I'm not 100% sure about the `tf.transpose`

though - I would see what happens if you remove that, personally I.e.

```
output = tf.add(tf.matmul(l3, output_layer['weights']), output_layer['biases'])
```

Either way, this is the "logit" output, but not your prediction. The value of `output`

can get high for very confident predictions, which probably explains your very high values later due to missing the sigmoid function. So add a prediction tensor (this represents the probability/confidence that the example is in the positive class):

```
prediction = tf.sigmoid(output)
```

You can use that to calculate accuracy. Your accuracy calculation should not be based on L2 error, but sum of correct values - closer to the code you had commented out (which appears to be from a multiclass classification).
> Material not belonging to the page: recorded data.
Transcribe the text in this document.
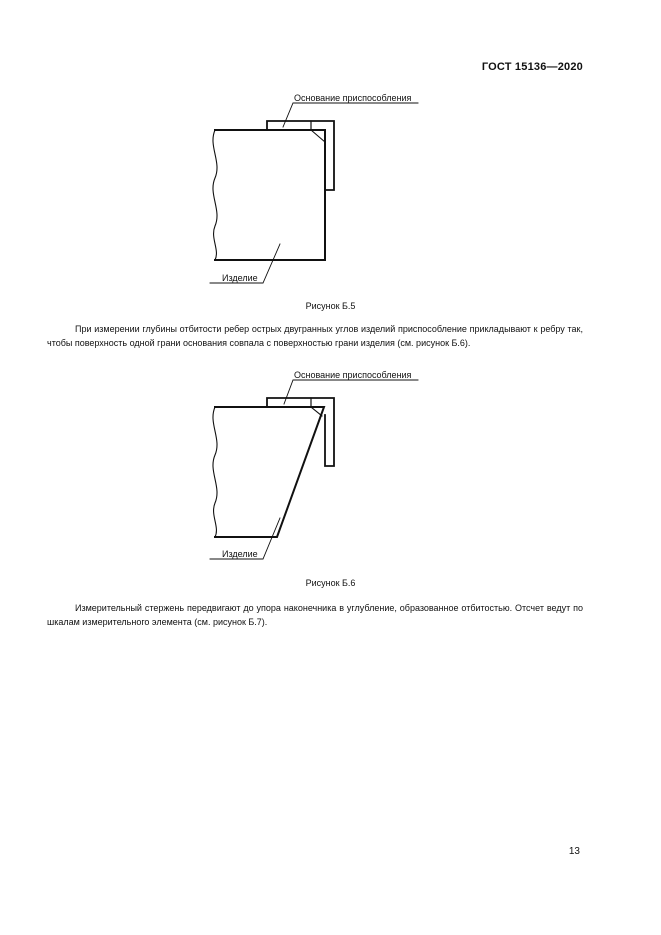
ГОСТ 15136—2020
Основание приспособления
Изделие
Рисунок Б.5
При измерении глубины отбитости ребер острых двугранных углов изделий приспособление прикладывают к ребру так, чтобы поверхность одной грани основания совпала с поверхностью грани изделия (см. рисунок Б.6).
Основание приспособления
Изделие
Рисунок Б.6
Измерительный стержень передвигают до упора наконечника в углубление, образованное отбитостью. Отсчет ведут по шкалам измерительного элемента (см. рисунок Б.7).
13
For a comparison with true/false for binary classification, you need to threshold the predictions, and compare with the true labels. Something like this:

```
predicted_class = tf.greater(prediction,0.5)
correct = tf.equal(predicted_class, tf.equal(y,1.0))
accuracy = tf.reduce_mean( tf.cast(correct, 'float') )
```

The accuracy value should be between 0.0 and 1.0. If you want as a percentage, just multiply by 100 of course.